Let $A$ be a non-empty subset of the real numbers that is bounded below. Let $$-A = \{ -x \mid x \in A\}$$ Prove that $$\inf(A) = -\sup(-A)$$
My attempt at a PROOF:
Given that $$A \subset \mathbb{R}, A \ne \emptyset $$ and $A$ is bounded below, we have that there exists $\beta \in \mathbb{R} $ such that $\forall x \in A$ we have that $ x > \beta$. Also, $$ \forall x \in A, -x \in -A$$ This says that given $$ x > \beta$$ we have $$ -x < -\beta$$ Now, $-A \subset \mathbb{R}$ and $-A \ne \emptyset$ and we have shown that $-A $ is bounded above. Therefore by the least-upper bound property on the real numbers there exists a least upper bound for $-A$, in particular we can say that $$\sup(-A) = - \beta$$ Now we look at the fact that given any $$ \alpha \in -A$$ if we have that $$ \alpha < -\beta$$ then $\alpha$ is not an upper bound for $-A$. So we have that $$\forall x \in A$$ $$-x \in -A$$ and so $$ -x \le \alpha < -\beta$$ Which gives that $$\beta < \alpha \le x$$ $\forall x, \alpha \in A$ hence we can see that $$\inf(A) = \beta$$ and this is exactly $$ -\sup(-A) = - (-\beta)= \beta$$
First a proof of the result
Since $A$ is bounded below, $\inf A$ exists and we may suppose $a=\inf A$.

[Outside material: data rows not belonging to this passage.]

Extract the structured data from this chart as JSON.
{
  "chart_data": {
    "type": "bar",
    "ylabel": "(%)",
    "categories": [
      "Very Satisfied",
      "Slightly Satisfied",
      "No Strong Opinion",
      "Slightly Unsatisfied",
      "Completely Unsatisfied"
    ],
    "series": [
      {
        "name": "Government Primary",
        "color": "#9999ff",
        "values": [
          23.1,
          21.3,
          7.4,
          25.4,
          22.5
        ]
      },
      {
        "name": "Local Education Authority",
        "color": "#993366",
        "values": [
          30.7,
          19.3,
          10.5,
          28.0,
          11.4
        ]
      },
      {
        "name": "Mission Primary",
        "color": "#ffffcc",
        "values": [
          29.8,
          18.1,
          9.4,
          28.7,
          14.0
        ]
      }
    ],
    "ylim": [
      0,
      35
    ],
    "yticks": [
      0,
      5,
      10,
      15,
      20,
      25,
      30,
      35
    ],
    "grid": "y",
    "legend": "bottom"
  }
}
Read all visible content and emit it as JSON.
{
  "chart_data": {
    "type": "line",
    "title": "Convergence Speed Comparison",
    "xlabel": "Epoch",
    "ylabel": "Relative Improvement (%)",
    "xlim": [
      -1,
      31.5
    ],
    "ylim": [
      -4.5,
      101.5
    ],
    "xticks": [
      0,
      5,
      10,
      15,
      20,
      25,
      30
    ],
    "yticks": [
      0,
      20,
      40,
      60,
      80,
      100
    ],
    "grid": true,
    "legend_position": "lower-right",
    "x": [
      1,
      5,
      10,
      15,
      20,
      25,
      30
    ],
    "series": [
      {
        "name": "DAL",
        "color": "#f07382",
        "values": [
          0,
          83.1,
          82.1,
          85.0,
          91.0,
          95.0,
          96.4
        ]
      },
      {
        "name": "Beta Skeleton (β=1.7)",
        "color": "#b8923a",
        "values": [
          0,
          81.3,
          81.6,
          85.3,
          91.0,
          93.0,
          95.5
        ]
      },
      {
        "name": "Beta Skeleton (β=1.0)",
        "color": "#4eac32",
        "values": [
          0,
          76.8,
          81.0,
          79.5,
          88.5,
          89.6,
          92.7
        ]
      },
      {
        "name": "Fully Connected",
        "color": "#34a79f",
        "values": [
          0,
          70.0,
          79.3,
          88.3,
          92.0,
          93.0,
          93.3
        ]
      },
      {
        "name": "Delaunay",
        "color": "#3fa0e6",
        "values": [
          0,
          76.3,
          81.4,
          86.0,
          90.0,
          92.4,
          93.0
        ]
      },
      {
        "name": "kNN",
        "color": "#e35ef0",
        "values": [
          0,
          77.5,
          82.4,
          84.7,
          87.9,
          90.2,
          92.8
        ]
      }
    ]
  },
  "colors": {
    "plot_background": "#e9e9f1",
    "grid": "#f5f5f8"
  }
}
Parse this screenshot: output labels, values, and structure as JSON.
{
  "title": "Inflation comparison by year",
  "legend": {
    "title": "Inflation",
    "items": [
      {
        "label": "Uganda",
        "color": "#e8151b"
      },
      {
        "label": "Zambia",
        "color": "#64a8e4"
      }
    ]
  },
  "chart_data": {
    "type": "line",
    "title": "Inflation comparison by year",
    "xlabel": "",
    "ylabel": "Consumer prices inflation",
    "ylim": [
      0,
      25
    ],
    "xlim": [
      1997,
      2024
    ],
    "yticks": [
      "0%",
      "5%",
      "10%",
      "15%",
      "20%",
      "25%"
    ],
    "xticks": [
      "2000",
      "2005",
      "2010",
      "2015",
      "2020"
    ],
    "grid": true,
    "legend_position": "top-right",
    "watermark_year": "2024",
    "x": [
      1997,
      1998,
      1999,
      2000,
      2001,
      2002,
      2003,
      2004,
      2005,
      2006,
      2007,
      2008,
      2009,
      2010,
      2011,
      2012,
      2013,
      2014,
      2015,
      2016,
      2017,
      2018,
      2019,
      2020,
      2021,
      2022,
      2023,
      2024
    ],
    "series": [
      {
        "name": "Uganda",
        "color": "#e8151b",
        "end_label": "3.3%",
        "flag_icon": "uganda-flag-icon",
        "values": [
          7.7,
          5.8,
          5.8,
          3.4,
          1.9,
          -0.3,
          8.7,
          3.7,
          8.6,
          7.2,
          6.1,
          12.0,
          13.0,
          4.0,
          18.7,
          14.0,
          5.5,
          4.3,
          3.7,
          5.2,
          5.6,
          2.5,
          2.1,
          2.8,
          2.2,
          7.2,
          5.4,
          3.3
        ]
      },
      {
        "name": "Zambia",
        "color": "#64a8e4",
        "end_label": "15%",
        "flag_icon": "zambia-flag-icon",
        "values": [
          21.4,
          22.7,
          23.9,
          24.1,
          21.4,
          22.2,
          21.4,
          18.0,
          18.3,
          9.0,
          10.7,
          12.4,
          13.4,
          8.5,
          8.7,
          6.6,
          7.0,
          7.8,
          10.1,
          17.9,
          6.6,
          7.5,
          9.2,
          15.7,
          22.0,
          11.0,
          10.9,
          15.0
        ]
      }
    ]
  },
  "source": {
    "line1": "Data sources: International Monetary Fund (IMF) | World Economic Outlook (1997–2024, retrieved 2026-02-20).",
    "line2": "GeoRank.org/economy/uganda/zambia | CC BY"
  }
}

For any $x\in -A$ we have $-x\in A$ and hence $a\le -x$ and so $x\le-a$. That establishes that $-a$ is an upper bound for $-A$. Now suppose that $b$ is any upper bound for $-A$.
For any $x\in A$ we have $-x\in -A$ and hence $-x\le b$ and so $x\ge-b$. Hence $-b$ is a lower bound for $A$ and so $-b\le a$. Hence $-a\le b$. So $-a$ is the least upper bound for $-A$.
So we have established that $-(\inf A)=\sup(-A)$ and hence $\inf A=-\sup(-A)$.
Turning to your proof
You start by saying (correctly) that $A$ has a lower bound $\beta$. But you then say that $-\beta=\sup(-A)$, which is not necessarily true. However, suppose $-\beta$ is $\sup(-A)$.
You then say that if $\alpha\in(-A)$ satisfies $\alpha<-\beta$, then it is not an upper bound for for $-A$ (which is true). But you then say that for all $-x\in-A$ we have $-x\le\alpha$ (which is not true, as you just stated). You then conclude for reasons I don't follow that $\beta=\inf A$.